Василек тихо подняла руки к лицу, медленно откачнулась на спинку своего кресла и едва слышно выговорила:
– Ах, полноте, Дмитрий Дмитриевич!..
– Отчего же? Я у вас не спрашиваю кого. Да это мне и не нужно знать. Я спрашиваю только, знали ли вы это дьявольское чувство, которое меня теперь совсем измучило. Я знаю, что моя любовь к графине может пройти. Она может завтра сделать что-нибудь, за что я ее возненавижу. Прежде я думал, что я способен убить ее, но теперь вижу, что если она такая… Таких убивать не стоит, таких можно только презирать. Так вот, скажите! Понимате ли вы то чувство, которое во мне? Бывало ли с вами что-нибудь такое? Любили ли вы? Скажите, княжна! Я не отстану! – грустно улыбнулся Шепелев.
Василек сидела по-прежнему, закрыв лицо руками. Ей казалось, что она стоит на краю обрыва, на краю пропасти, в которую ей неудержимо хочется броситься. Она чувствовала, что сейчас бросится и погибнет. Она сейчас непременно скажет ему одно слово, которое все погубит. Он испугается, он перестанет бывать. То чувство, которое явится в нем к ней, будет вдобавок оскорбительно, горько для нее! Их братские отношения будут уничтожены сразу. А между тем Василек чувствовала, что вот сейчас он повторит свой вопрос, а она ответит правду, – бросится в эту пропасть!
Шепелев протянул руки, взял ее за руки и отнял их от лица. Он почувствовал, что эти руки дрожат, но не понял. Он увидал ее совершенно изменившееся лицо с страдающим выражением, он увидал что-то новое, странное, тревожное в ее великолепных, вечно спокойных глазах, но тоже не понял.
– Понимаю, – выговорил он, – это для вас тяжелое воспоминание. Простите меня! Так, стало быть, вы знаете или хоть знали, как я мучаюсь теперь. Вы все-таки любили или, может быть, до сих пор любите?
После первой мгновенной тревоги Василек остановила на его лице тот ясный и глубоко западающий в душу взор, который так ненавидел князь Глеб, который так часто тяготил многих. Но только в этом взоре теперь была глубокая, бесконечная скорбь.
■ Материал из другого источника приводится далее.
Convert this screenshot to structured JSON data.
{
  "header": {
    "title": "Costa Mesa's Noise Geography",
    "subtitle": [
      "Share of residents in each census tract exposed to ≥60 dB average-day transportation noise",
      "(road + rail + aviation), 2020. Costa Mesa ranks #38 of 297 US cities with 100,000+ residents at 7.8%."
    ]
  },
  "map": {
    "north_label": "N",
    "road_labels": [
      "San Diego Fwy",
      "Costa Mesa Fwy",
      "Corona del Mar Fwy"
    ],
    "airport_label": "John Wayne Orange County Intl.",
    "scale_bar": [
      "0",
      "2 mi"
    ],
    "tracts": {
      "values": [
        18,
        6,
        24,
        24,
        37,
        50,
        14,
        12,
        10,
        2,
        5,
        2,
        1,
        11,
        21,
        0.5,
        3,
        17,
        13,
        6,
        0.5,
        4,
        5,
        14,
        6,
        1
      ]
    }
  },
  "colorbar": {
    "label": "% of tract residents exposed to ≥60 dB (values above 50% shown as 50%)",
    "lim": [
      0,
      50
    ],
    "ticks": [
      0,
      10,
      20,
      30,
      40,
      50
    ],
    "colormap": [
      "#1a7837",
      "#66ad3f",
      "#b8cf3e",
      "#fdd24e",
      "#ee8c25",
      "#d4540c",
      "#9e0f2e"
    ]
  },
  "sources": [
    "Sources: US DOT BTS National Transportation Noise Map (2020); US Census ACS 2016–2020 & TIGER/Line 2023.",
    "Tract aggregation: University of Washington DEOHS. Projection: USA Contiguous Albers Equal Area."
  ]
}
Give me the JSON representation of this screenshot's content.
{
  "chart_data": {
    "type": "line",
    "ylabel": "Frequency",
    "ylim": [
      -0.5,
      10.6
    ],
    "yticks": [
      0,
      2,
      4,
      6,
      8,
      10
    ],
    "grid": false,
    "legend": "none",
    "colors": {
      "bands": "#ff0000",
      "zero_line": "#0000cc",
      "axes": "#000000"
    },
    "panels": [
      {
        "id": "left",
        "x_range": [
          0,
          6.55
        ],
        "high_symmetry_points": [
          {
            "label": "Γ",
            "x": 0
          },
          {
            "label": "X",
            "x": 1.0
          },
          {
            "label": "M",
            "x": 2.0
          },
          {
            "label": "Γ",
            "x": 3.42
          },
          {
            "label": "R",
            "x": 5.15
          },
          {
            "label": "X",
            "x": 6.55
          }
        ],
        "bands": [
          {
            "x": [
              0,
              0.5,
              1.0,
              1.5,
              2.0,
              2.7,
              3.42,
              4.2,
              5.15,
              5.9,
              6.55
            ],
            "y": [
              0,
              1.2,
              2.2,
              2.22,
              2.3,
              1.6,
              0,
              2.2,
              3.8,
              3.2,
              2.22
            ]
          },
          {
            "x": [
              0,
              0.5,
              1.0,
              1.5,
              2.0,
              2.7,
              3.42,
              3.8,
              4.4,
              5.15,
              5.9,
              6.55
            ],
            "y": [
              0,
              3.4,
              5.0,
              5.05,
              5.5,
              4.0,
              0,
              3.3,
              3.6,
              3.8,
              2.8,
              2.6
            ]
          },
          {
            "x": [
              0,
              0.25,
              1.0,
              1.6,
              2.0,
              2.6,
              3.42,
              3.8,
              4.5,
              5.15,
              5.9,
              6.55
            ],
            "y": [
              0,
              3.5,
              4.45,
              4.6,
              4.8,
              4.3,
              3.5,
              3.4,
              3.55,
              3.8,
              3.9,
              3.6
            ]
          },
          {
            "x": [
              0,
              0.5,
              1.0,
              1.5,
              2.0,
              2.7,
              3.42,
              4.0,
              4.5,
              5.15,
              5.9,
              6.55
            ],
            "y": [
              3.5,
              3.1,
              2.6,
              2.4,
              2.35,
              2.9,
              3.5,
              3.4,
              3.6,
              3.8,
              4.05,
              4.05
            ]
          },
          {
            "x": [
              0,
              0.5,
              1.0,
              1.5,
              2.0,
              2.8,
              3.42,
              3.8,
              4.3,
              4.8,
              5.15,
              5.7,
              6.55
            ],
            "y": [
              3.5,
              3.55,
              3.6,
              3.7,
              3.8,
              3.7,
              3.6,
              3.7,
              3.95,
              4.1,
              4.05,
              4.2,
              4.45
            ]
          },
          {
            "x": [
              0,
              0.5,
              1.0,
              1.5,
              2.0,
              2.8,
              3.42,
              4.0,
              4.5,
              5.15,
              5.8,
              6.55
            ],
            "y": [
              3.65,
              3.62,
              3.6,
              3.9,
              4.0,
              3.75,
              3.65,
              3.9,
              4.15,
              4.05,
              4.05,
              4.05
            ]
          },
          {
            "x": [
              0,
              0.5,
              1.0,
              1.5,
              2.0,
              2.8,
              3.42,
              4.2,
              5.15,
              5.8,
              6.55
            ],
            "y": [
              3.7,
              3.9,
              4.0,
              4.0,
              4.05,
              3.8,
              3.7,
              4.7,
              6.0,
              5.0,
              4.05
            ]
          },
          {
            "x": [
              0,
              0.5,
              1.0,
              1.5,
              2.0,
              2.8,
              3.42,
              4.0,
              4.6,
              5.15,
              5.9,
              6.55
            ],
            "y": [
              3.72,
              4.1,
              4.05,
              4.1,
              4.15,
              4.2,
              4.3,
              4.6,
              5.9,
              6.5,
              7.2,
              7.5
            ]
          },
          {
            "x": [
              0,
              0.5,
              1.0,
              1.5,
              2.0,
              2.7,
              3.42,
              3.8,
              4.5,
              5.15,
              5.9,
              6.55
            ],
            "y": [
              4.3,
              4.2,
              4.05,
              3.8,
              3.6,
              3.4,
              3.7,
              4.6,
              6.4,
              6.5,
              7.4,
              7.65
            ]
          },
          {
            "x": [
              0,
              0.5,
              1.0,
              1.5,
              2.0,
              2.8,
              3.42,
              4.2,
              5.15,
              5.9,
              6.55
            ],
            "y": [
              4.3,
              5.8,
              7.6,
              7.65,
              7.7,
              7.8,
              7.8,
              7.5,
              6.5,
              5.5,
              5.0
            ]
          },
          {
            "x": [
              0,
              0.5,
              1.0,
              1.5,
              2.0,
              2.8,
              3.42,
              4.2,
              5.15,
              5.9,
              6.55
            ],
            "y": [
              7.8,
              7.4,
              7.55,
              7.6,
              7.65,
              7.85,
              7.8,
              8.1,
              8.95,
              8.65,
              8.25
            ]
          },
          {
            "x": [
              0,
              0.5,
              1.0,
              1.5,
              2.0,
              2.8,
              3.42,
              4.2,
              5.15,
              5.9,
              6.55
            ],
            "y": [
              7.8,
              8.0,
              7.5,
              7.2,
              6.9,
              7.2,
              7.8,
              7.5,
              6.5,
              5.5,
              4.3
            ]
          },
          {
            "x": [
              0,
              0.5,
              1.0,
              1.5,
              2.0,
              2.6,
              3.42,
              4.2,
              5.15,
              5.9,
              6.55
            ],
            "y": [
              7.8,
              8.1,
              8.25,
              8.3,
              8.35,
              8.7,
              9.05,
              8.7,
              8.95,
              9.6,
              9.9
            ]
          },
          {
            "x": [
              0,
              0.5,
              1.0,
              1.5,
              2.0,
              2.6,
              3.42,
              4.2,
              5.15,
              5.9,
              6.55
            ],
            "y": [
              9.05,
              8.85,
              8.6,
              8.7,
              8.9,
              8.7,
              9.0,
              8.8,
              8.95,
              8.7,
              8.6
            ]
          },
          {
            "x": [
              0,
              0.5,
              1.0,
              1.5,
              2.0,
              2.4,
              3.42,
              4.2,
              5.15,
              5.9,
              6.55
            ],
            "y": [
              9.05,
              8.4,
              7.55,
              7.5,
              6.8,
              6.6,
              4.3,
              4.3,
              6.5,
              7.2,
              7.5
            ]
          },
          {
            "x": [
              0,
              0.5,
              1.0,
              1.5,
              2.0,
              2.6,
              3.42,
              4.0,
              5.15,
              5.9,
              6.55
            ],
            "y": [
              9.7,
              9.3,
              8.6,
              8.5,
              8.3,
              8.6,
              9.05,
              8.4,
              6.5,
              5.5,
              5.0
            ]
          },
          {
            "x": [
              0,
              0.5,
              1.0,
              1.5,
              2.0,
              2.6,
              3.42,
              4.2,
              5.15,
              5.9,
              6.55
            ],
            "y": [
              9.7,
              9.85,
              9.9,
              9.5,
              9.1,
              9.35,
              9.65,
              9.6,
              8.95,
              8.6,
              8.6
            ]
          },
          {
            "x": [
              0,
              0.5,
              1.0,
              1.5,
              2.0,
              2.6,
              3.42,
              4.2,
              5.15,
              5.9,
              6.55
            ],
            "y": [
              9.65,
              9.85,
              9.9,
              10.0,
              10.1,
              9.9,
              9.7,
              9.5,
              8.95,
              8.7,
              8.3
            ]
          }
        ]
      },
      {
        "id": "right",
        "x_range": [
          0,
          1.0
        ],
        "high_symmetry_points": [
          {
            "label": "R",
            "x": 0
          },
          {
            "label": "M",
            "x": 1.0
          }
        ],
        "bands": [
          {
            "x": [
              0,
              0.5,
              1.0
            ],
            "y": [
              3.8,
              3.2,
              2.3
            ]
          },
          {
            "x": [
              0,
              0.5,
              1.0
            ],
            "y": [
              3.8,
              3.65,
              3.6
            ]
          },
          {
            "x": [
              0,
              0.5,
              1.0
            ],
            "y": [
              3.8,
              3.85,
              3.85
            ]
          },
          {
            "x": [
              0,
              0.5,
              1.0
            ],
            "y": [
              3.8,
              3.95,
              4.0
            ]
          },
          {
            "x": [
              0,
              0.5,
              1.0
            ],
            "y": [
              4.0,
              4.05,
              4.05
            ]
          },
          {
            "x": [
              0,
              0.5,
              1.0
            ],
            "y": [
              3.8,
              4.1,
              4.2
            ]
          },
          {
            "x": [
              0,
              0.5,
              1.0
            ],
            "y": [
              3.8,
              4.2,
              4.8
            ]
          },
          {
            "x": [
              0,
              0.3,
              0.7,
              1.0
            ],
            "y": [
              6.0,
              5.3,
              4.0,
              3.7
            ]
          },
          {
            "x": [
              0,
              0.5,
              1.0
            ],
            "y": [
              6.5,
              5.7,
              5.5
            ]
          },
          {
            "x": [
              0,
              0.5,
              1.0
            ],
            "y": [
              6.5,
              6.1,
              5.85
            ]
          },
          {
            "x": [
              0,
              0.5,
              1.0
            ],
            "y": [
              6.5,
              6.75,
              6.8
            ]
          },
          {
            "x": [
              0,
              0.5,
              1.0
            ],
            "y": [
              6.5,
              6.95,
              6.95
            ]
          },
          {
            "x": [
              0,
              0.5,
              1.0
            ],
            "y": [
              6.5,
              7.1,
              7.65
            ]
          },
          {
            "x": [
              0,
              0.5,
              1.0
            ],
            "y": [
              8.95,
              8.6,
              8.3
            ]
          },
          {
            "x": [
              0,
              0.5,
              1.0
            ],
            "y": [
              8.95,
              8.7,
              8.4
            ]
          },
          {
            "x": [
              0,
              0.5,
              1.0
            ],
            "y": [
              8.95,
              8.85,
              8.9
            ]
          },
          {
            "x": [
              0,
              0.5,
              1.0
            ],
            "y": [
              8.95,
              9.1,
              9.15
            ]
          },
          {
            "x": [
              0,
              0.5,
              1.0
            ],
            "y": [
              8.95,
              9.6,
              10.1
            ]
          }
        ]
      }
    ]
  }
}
Она долго глядела на юношу и вымолвила наконец:
– Да, любила и люблю теперь. И кого? Вы знаете?
Шепелев широко раскрыл глаза:
– Нет, не знаю. Ей-богу! Ведь не дядюшку же моего… – усмехнулся он.
Но в эту минуту сидевшая перед ним княжна вдруг зарыдала и, закрыв лицо, быстро вышла из горницы.
Шепелев, наконец, понял… но странное, неуловимое и неопределенное чувство шевельнулось в нем.
XVI
В палатах фельдмаршала Разумовского все приняло праздничный вид и все было готово к пиру, на который государь сам назвался.
Бесчисленное количество дворни, казачков, гайдуков, скороходов в разноцветных фантастических костюмах ожидали съезда гостей и самого императора.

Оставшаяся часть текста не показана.